MANILA, Philippines – It’s open season for premature campaigning with the Christmas holidays just around the corner and the midterm elections eight months away, a ranking poll official said yesterday.
“From what I see in the province and in Manila, I think it’s open season for premature campaigning. And I think this has to be regulated,” Commission on Elections (Comelec) Commissioner Rene Sarmiento said. The elections are scheduled in May next year.
Sarmiento said billboards and tarpaulins displaying photos and names of politicians have sprouted around Metro Manila and in the provinces even if the campaign period is still months away.
Some prospective senatorial candidates have also been advertising their activities and advocacies on TV, radio, and newspapers.
A politician or any individual can only be officially considered a candidate – and covered by law against premature campaigning – once the campaign period begins. The campaign period for the 2013 polls begins on Feb. 12 for senatorial and party-list bets and March 29 for candidates for local positions.
Sarmiento said Section 13 of the Poll Automation Law provides that “a person shall only be considered as a candidate at the start of the campaign period for which he filed his certificate of candidacy.”
A 2009 Supreme Court decision, he said, paved the way for the removal of premature campaigning as an election offense.
He said a measure being readied by Sen.
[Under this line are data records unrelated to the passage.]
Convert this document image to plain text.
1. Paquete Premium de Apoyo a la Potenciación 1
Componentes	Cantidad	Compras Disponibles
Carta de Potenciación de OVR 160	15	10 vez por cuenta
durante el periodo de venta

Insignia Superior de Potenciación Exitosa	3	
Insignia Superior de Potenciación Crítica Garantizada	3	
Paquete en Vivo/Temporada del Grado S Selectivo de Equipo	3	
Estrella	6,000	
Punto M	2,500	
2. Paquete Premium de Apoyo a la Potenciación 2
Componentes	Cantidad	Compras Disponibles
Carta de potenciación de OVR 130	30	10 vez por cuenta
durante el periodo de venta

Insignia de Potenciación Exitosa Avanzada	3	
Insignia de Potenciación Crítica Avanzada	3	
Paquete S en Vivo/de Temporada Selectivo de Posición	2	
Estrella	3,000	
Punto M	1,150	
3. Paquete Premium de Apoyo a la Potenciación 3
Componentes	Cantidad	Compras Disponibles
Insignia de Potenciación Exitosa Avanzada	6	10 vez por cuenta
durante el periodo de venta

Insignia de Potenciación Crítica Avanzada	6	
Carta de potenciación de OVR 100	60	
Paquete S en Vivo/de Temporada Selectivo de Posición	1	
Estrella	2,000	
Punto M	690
Miriam Defensor-Santiago may fill the “vacuum” in the law against premature campaigning.
“Personally, I think this will minimize promotional activities of potential candidates. It’s a welcome move,” Sarmiento said.
He hopes President Aquino would certify Santiago’s bill as urgent to ensure its swift passage in Congress or just in time for the May elections.
He said that being a reform measure, the bill should get the President’s full blessing.
“This is one area that I think would require immediate reform actions on the part of the government,” he said.